The rest of the movie is a beautiful dirge of repetition. Kids hang out. Jack kills them. Repeat. But the joy comes from the details. A phone receiver emits slime. Zombies eat Jack’s victims. Kids are mutilated, but return minutes later without explanation. A dummy is thrown off of a water tower. A kid wears a neon yellow sweatshirt that says, “ON TOP.” Eyes are gouged out, M-80 firecrackers are used as squibs, and a wheelchair is destroyed. Eventually, a kid is set on fire. The hang-out scenes slow things down, but all is forgiven when Jack finds a Garfield t-shirt and puts it on over his Michael Myers onesie.

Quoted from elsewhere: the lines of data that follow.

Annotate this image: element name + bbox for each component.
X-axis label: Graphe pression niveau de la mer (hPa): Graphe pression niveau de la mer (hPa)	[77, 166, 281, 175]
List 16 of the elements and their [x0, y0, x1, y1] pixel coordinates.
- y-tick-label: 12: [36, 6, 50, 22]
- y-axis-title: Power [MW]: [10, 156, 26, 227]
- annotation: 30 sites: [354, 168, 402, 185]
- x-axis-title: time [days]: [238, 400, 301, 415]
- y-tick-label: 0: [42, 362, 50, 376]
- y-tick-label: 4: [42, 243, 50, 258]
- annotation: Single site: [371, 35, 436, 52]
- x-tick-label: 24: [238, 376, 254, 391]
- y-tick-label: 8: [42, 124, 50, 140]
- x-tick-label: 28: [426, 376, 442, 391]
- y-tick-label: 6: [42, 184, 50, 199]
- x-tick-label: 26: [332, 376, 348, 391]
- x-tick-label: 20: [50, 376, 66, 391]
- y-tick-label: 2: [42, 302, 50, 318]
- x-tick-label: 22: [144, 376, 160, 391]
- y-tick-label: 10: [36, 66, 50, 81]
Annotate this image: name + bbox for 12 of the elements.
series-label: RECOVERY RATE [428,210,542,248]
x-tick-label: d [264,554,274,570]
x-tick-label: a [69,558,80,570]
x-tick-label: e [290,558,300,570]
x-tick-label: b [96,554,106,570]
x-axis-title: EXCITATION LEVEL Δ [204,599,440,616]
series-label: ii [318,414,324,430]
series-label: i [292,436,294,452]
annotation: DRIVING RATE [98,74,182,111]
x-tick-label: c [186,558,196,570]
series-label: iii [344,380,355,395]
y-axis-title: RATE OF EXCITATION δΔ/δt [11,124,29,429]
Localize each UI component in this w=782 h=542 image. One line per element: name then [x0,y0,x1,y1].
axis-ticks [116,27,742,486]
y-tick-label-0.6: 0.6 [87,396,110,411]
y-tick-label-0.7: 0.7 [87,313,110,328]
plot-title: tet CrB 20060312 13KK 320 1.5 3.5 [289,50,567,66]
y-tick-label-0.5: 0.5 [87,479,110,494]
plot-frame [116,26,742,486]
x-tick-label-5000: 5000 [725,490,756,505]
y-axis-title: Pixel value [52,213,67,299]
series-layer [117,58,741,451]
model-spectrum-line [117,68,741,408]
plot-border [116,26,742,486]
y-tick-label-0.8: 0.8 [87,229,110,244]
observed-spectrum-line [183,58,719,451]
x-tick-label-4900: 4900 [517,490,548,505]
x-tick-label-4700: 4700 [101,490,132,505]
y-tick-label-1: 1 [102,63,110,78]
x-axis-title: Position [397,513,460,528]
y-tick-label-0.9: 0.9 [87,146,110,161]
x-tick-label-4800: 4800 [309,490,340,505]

At one point in The Butcher, two kids are sitting on a couch and watching a movie. But they’re not watching Jason Goes To Hell, like Todd Cook did in Demon Dolls. They’re watching Doctor Butcher, M.D. That says a lot. Most importantly, it says that Director Maik Ude and friends are the REEL DEEL. They’re not fans of Fangoria magazine — they’re fans of Chas. Balun’s Deep Red. From this scene on, Ude steals Walter Sear’s music from Doctor Butcher and uses it in The Butcher, replacing the music cues from Friday The 13th Part 2 that had been previously heard throughout the movie. This lo-fi pilfering complements the maniacal zooms, constant jump cuts, and crusty video quality. It all coalesces into a hypnotic and disorientating experience that we don’t have to work for. Ude makes it easy to love this movie. It’s simple, filled with enthusiastic carnage, and hilariously stupid. Although The Butcher was completed in 1990, Ude decided to “make it better” in the mid-2000s. He added sparse sound effects and transitions with what appears to be a beta version of iMovie. But those intrusions are no match for the power of a horror-obsessed teenager with access to his parents’ camcorder. And an ultra-gory dream.

It should be noted that this movie was made in Germany and contains zero subtitles.